Di Masa Pandemi FIKes Unisa Yogya Laksanakan Pelantikan dan Sumpah

Fakultas Ilmu Kesehatan (FIKes) Universitas Aisyiyah Yogyakarta melaksanakan pelantikan dan sumpah Bidan, Radiografer, dan Ahli Teknologi Laboratorium Medik, Senin (7 - 12).
07 Desember 2020 15:47 WIB Media Digital Jogja Share :

Harianjogja.com, JOGJA—Fakultas Ilmu Kesehatan (FIKes) Universitas `Aisyiyah Yogyakarta melaksanakan pelantikan dan sumpah Bidan, Radiografer, dan Ahli Teknologi Laboratorium Medik, Senin (7/12).

Pelantikan dan Sumpah yang diadakan oleh FIKes Unisa Yogya diikuti 323 profesi, dan dilakukan secara daring di Hall Baroroh Baried lantai 4 kampus Unisa Yogya.

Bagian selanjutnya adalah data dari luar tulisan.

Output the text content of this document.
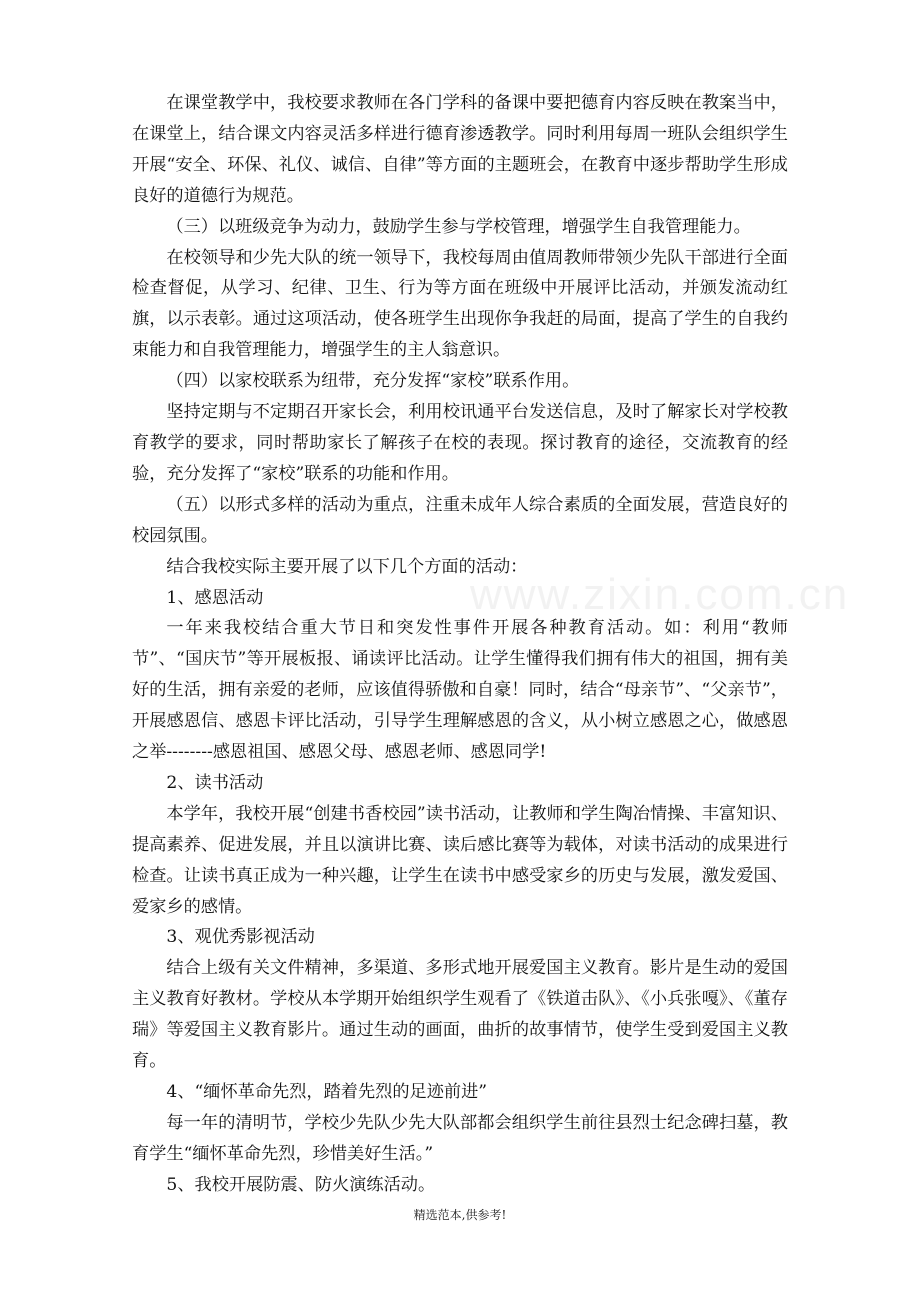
在课堂教学中，我校要求教师在各门学科的备课中要把德育内容反映在教案当中，在课堂上，结合课文内容灵活多样进行德育渗透教学。同时利用每周一班队会组织学生开展“安全、环保、礼仪、诚信、自律”等方面的主题班会，在教育中逐步帮助学生形成良好的道德行为规范。

（三）以班级竞争为动力，鼓励学生参与学校管理，增强学生自我管理能力。

在校领导和少先大队的统一领导下，我校每周由值周教师带领少先队干部进行全面检查督促，从学习、纪律、卫生、行为等方面在班级中开展评比活动，并颁发流动红旗，以示表彰。通过这项活动，使各班学生出现你争我赶的局面，提高了学生的自我约束能力和自我管理能力，增强学生的主人翁意识。

（四）以家校联系为纽带，充分发挥“家校”联系作用。

坚持定期与不定期召开家长会，利用校讯通平台发送信息，及时了解家长对学校教育教学的要求，同时帮助家长了解孩子在校的表现。探讨教育的途径，交流教育的经验，充分发挥了“家校”联系的功能和作用。

（五）以形式多样的活动为重点，注重未成年人综合素质的全面发展，营造良好的校园氛围。

结合我校实际主要开展了以下几个方面的活动：

1、感恩活动

一年来我校结合重大节日和突发性事件开展各种教育活动。如：利用“教师节”、“国庆节”等开展板报、诵读评比活动。让学生懂得我们拥有伟大的祖国，拥有美好的生活，拥有亲爱的老师，应该值得骄傲和自豪！同时，结合“母亲节”、“父亲节”，开展感恩信、感恩卡评比活动，引导学生理解感恩的含义，从小树立感恩之心，做感恩之举--------感恩祖国、感恩父母、感恩老师、感恩同学!

2、读书活动

本学年，我校开展“创建书香校园”读书活动，让教师和学生陶冶情操、丰富知识、提高素养、促进发展，并且以演讲比赛、读后感比赛等为载体，对读书活动的成果进行检查。让读书真正成为一种兴趣，让学生在读书中感受家乡的历史与发展，激发爱国、爱家乡的感情。

3、观优秀影视活动

结合上级有关文件精神，多渠道、多形式地开展爱国主义教育。影片是生动的爱国主义教育好教材。学校从本学期开始组织学生观看了《铁道击队》、《小兵张嘎》、《董存瑞》等爱国主义教育影片。通过生动的画面，曲折的故事情节，使学生受到爱国主义教育。

4、“缅怀革命先烈，踏着先烈的足迹前进”

每一年的清明节，学校少先队少先大队部都会组织学生前往县烈士纪念碑扫墓，教育学生“缅怀革命先烈，珍惜美好生活。”

5、我校开展防震、防火演练活动。

www.zixin.com.cn
精选范本,供参考!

Adapun jumlah dari masing- masing lulusan yaitu 82 profesi Radiografer, 167 Bidan, dan 71 Ahli Teknologi Laboratorium Medik.

Dekan FIKes Unisa Yogya M. Ali Imron, M.Fis mengatakan hubungan antara tenaga kesehatan dengan pasienya selalu berjalan secara unequal keseimbangan, dimana masyarakat membutuhkan para tenaga kesehatan dan apabila tidak dibingkai dengan hubungan yang epik maka sangat mungkin akan terjadi eksploitasi.

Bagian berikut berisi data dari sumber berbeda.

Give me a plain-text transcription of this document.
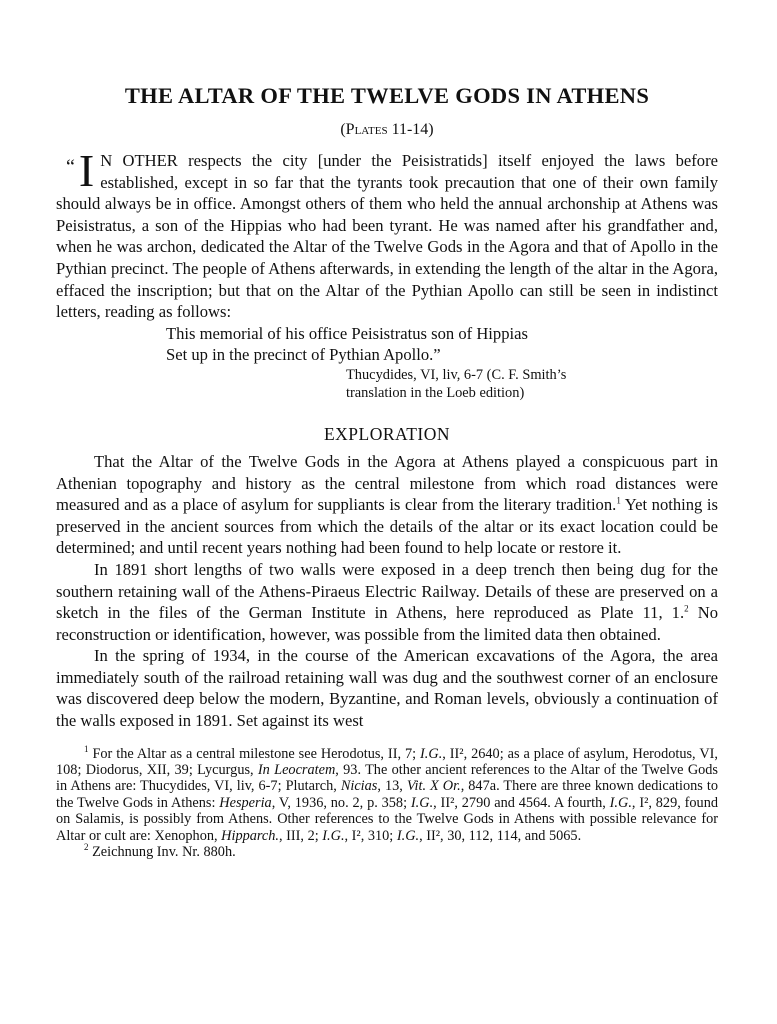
THE ALTAR OF THE TWELVE GODS IN ATHENS
(Plates 11-14)

“I N OTHER respects the city [under the Peisistratids] itself enjoyed the laws before established, except in so far that the tyrants took precaution that one of their own family should always be in office. Amongst others of them who held the annual archonship at Athens was Peisistratus, a son of the Hippias who had been tyrant. He was named after his grandfather and, when he was archon, dedicated the Altar of the Twelve Gods in the Agora and that of Apollo in the Pythian precinct. The people of Athens afterwards, in extending the length of the altar in the Agora, effaced the inscription; but that on the Altar of the Pythian Apollo can still be seen in indistinct letters, reading as follows:

This memorial of his office Peisistratus son of Hippias
Set up in the precinct of Pythian Apollo.”
Thucydides, VI, liv, 6-7 (C. F. Smith’s
translation in the Loeb edition)
EXPLORATION

That the Altar of the Twelve Gods in the Agora at Athens played a conspicuous part in Athenian topography and history as the central milestone from which road distances were measured and as a place of asylum for suppliants is clear from the literary tradition.$^1$ Yet nothing is preserved in the ancient sources from which the details of the altar or its exact location could be determined; and until recent years nothing had been found to help locate or restore it.

In 1891 short lengths of two walls were exposed in a deep trench then being dug for the southern retaining wall of the Athens-Piraeus Electric Railway. Details of these are preserved on a sketch in the files of the German Institute in Athens, here reproduced as Plate 11, 1.$^2$ No reconstruction or identification, however, was possible from the limited data then obtained.

In the spring of 1934, in the course of the American excavations of the Agora, the area immediately south of the railroad retaining wall was dug and the southwest corner of an enclosure was discovered deep below the modern, Byzantine, and Roman levels, obviously a continuation of the walls exposed in 1891. Set against its west

$^1$ For the Altar as a central milestone see Herodotus, II, 7; I.G., II², 2640; as a place of asylum, Herodotus, VI, 108; Diodorus, XII, 39; Lycurgus, In Leocratem, 93. The other ancient references to the Altar of the Twelve Gods in Athens are: Thucydides, VI, liv, 6-7; Plutarch, Nicias, 13, Vit. X Or., 847a. There are three known dedications to the Twelve Gods in Athens: Hesperia, V, 1936, no. 2, p. 358; I.G., II², 2790 and 4564. A fourth, I.G., I², 829, found on Salamis, is possibly from Athens. Other references to the Twelve Gods in Athens with possible relevance for Altar or cult are: Xenophon, Hipparch., III, 2; I.G., I², 310; I.G., II², 30, 112, 114, and 5065.

$^2$ Zeichnung Inv. Nr. 880h.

“Maka untuk para profesi Bidan, Radiografer maupun Ahli Teknologi Laboratorium Medik, saya berpesan bahwa hari ini kita semua telah menyatakan diri pada posisi dimana kita menuju kemuliaan hidup, satu kemuliaan yang tidak bisa diukur dan merupakan hubungan kemanusiaan yang universal,” ucap Imron.

Warsiti, S.Kp., M.Kep., Sp.Mat Selaku Rektor Unisa Yogya mengucapkan selamat kepada 323 lulusan yang dilantik dan diambil sumpahnya, serta berpesan kepada para calon tenaga kesehatan untuk memiliki kepeka`an pada situasi krisis pandemi Covid-19 ini dan juga tetap menjaga nama baik almamater.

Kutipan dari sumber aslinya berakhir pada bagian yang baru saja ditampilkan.